The dance performance was a small dance school recital, and anywhere else would have had me looking for a book to read or a magazine to thumb. But ten 5-7 year old girls in tap shoes and glittery red sweaters over black tights bumping into each other, or gamely concentrating on getting the routine right was touching against the backdrop of tall masts in the harbor, and buildings looking a bit down at heel.
Eastport is a city on the edge. In 1900 the population was 5,311. In 2000 it was 1,640 and today is 1,556. But the spirit at this festival was optimistic, and the community spirit was so permeated with love for neighbor that I was ready to pack my bags and head north.
Pirates were everywhere. Kids, grandmother’s and pets were pirated up, and some pretty grand costumes there were. And the pirates didn’t just look like pirates, they jeered swaggered and threatened. I couldn’t wait to don my pirate garb and atrocious Irish pirate accent, and join the crowd. I proclaimed perhaps a few too many times Anne Bonnie’s last words to her spouse awaiting the gallows, “If ye’d a fought like a man, ye needn’t die like a dog!” But no one ran me through.
Looking for a light bite before dinner we saw the sign Ribbon Fries. I don’t usually eat fries, but pirates really like them, so we ordered. While we were waiting a huge platter of greasy potato chips, piled precariously high and shimmering in the heat, was handed to the fellow in front of us. Incredulous, I asked if those were the fries. Indeed yes, and no, too late to change our order. We wandered on, munching a few, and I looked wistfully at the nearby truck selling smoked salmon on a stick. Next time.

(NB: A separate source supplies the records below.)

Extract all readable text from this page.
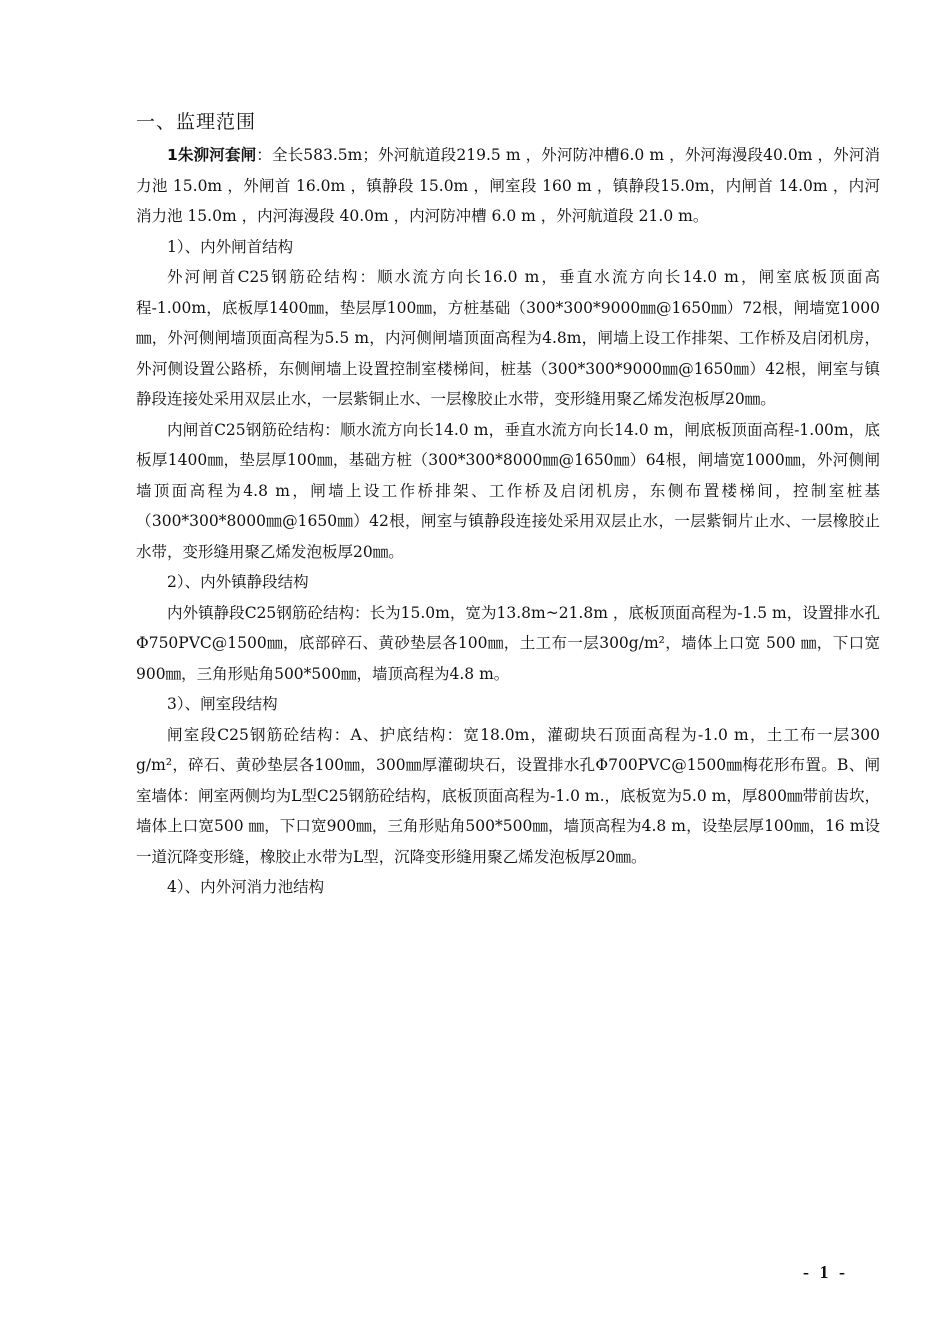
一、监理范围

1朱泖河套闸：全长583.5m；外河航道段219.5 m ，外河防冲槽6.0 m ，外河海漫段40.0m ，外河消力池 15.0m ，外闸首 16.0m ，镇静段 15.0m ，闸室段 160 m ，镇静段15.0m，内闸首 14.0m ，内河消力池 15.0m ，内河海漫段 40.0m ，内河防冲槽 6.0 m ，外河航道段 21.0 m。

1）、内外闸首结构

外河闸首C25钢筋砼结构：顺水流方向长16.0 m，垂直水流方向长14.0 m，闸室底板顶面高程-1.00m，底板厚1400㎜，垫层厚100㎜，方桩基础（300*300*9000㎜@1650㎜）72根，闸墙宽1000㎜，外河侧闸墙顶面高程为5.5 m，内河侧闸墙顶面高程为4.8m，闸墙上设工作排架、工作桥及启闭机房，外河侧设置公路桥，东侧闸墙上设置控制室楼梯间，桩基（300*300*9000㎜@1650㎜）42根，闸室与镇静段连接处采用双层止水，一层紫铜止水、一层橡胶止水带，变形缝用聚乙烯发泡板厚20㎜。

内闸首C25钢筋砼结构：顺水流方向长14.0 m，垂直水流方向长14.0 m，闸底板顶面高程-1.00m，底板厚1400㎜，垫层厚100㎜，基础方桩（300*300*8000㎜@1650㎜）64根，闸墙宽1000㎜，外河侧闸墙顶面高程为4.8 m，闸墙上设工作桥排架、工作桥及启闭机房，东侧布置楼梯间，控制室桩基（300*300*8000㎜@1650㎜）42根，闸室与镇静段连接处采用双层止水，一层紫铜片止水、一层橡胶止水带，变形缝用聚乙烯发泡板厚20㎜。

2）、内外镇静段结构

内外镇静段C25钢筋砼结构：长为15.0m，宽为13.8m~21.8m ，底板顶面高程为-1.5 m，设置排水孔Φ750PVC@1500㎜，底部碎石、黄砂垫层各100㎜，土工布一层300g/m²，墙体上口宽 500 ㎜，下口宽900㎜，三角形贴角500*500㎜，墙顶高程为4.8 m。

3）、闸室段结构

闸室段C25钢筋砼结构：A、护底结构：宽18.0m，灌砌块石顶面高程为-1.0 m，土工布一层300 g/m²，碎石、黄砂垫层各100㎜，300㎜厚灌砌块石，设置排水孔Φ700PVC@1500㎜梅花形布置。B、闸室墙体：闸室两侧均为L型C25钢筋砼结构，底板顶面高程为-1.0 m.，底板宽为5.0 m，厚800㎜带前齿坎，墙体上口宽500 ㎜，下口宽900㎜，三角形贴角500*500㎜，墙顶高程为4.8 m，设垫层厚100㎜，16 m设一道沉降变形缝，橡胶止水带为L型，沉降变形缝用聚乙烯发泡板厚20㎜。

4）、内外河消力池结构
- 1 -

The canon boomed, there was an attack by ship from the city across the harbor, and we had the best crab cake ever at the Chowder House Restaurant. Danced all night, and even Lee Southard’s rendition of Y-M-C-A (Ayuh, A-Y-A-H) was perfect for this boisterous evening.

Inches of wet hemlock needles make a wonderful cushioned path.

Nature Log Torrential rains during the night. We hiked Shackford Point in the morning, splashing through the trail. A seal near the fish weirs, moss was soaked, drips sounding loud in the quiet woods. Roads washed out, erosion in places on the way home.

We decided not to take this road by the river.